Вслед за ребятами прибежали две доярки. И вот хлопочут, вот хлопочут — расшумелись не меньше ребят. Они твёрдо решили, что Отрада попала к медведю. Доводов, какие им приводил Макар Иванович, и слушать не хотят. А одна из них, что помоложе — Дарьей звать, не особенно дружелюбно посмотрела на нас и как бы в сторону кому-то говорит:

— Ходят вот, птичек стреляют, а нет, чтобы делом занялись да медведя убили! А то прошлое лето Звёздочку задрал, теперь вот Отраду…

— Ну ты, Дарья, не вводи меня во грех! Медведя убить — не корову подоить! — строго сказал Макар Иванович. — Попадётся — не помилуем, а с Отрадой ещё неизвестно что.

Не любит старый следопыт, если нелестно отзовутся об охотниках. Охоту он считает первым делом. Да и есть чем гордиться старику: на его счету восемнадцать медведей, шестьдесят волков. Лет двадцать назад один из соседей как-то в шутку назвал его бездельником, и с тех пор Макар Иванович руки обидчику не подаёт.

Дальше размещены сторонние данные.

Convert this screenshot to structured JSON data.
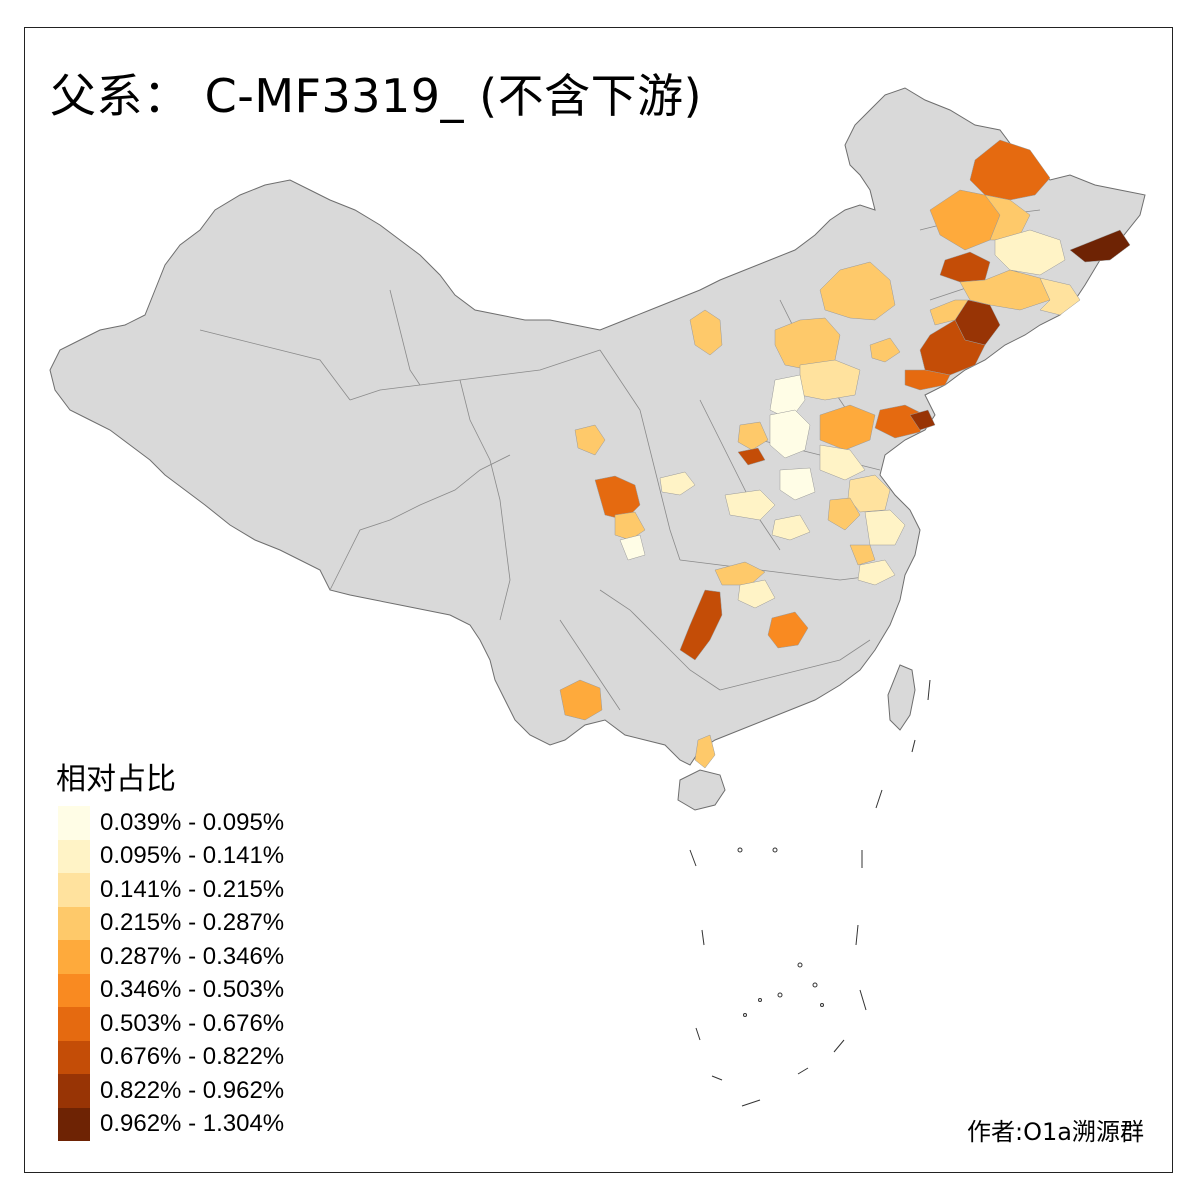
{
  "title": "父系： C-MF3319_ (不含下游)",
  "legend": {
    "title": "相对占比",
    "classes": [
      {
        "label": "0.039% - 0.095%",
        "color": "#fffde6"
      },
      {
        "label": "0.095% - 0.141%",
        "color": "#fff3c6"
      },
      {
        "label": "0.141% - 0.215%",
        "color": "#ffe29e"
      },
      {
        "label": "0.215% - 0.287%",
        "color": "#fec96a"
      },
      {
        "label": "0.287% - 0.346%",
        "color": "#feaa3c"
      },
      {
        "label": "0.346% - 0.503%",
        "color": "#f98a21"
      },
      {
        "label": "0.503% - 0.676%",
        "color": "#e56a10"
      },
      {
        "label": "0.676% - 0.822%",
        "color": "#c44d07"
      },
      {
        "label": "0.822% - 0.962%",
        "color": "#983405"
      },
      {
        "label": "0.962% - 1.304%",
        "color": "#6e2304"
      }
    ]
  },
  "credit": "作者:O1a溯源群",
  "colors": {
    "land": "#d9d9d9",
    "border": "#7a7a7a",
    "frame": "#222222"
  }
}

Поздно, за полночь, пришёл пастух в сопровождении ребят. Они не ложились спать, а дожидались его возвращения у новой мельницы. У Макара Ивановича сидели в это время бригадир и животновод — они пришли к нему за советом и помощью.

— С ног сбился, — говорит пастух. — Кажется, всю поскотину обошёл, а Отрады нет.

Слушает следопыт пастуха и изредка спрашивает:

— А в Чищении был?.. А по Хорёвке проходил?

— Ну ничего, завтра найдём, корова — не иголка, — успокаивает дед.

Ребята облегчённо вздыхают.

— Ты уж, Макар Иванович, помоги нам! — просит бригадир.

— Чего тут упрашивать, дело общественное! Мы вот с охотниками да с животноводом попробуем найти её. Разве ребят ещё взять? Только с ними горя наберёшься: заблудятся, а потом их разыскивать придётся.

— Не заблудимся, дедушка Макар, не заблудимся! Возьми!


Рано утром наша экспедиция отправилась на розыски Отрады.

Пока шли полем и покосами, впереди были Серёжа, Вася и Лёня. Когда подошли к лесу, ребята остановились: во-первых, немного страшновато, а во-вторых, они знали, что Макар Иванович сейчас подаст команду, кому с кем и в каком направлении идти. Только Зорька давно уже скрылась в этом тёмном, густом, строгом и красивом северном лесу.

Распоряжения Макара Ивановича были коротки. Рассуждал он так: если пастух говорит, что Отрады он не видел с полудня, а в полдень стадо, как правило, придерживается реки Хорёвки, значит, и розыски нужно вести вначале по Хорёвке.

Меня и Максима Петровича он направил правым берегом речки. «Кстати, — говорит, — рябчиков постреляете», сам с ребятами пошёл левым берегом, а животновода просил осмотреть Чищение — место, куда любят заходить коровы полакомиться редкой по вкусу травой.

Пробираемся по берегу реки. Не так-то легко! Берег её зарос вековыми деревьями, завален буреломом, а там, где отступают ели, растут кусты ивняка, ольшаника, чёрной смородины, малины и трава выше роста человека.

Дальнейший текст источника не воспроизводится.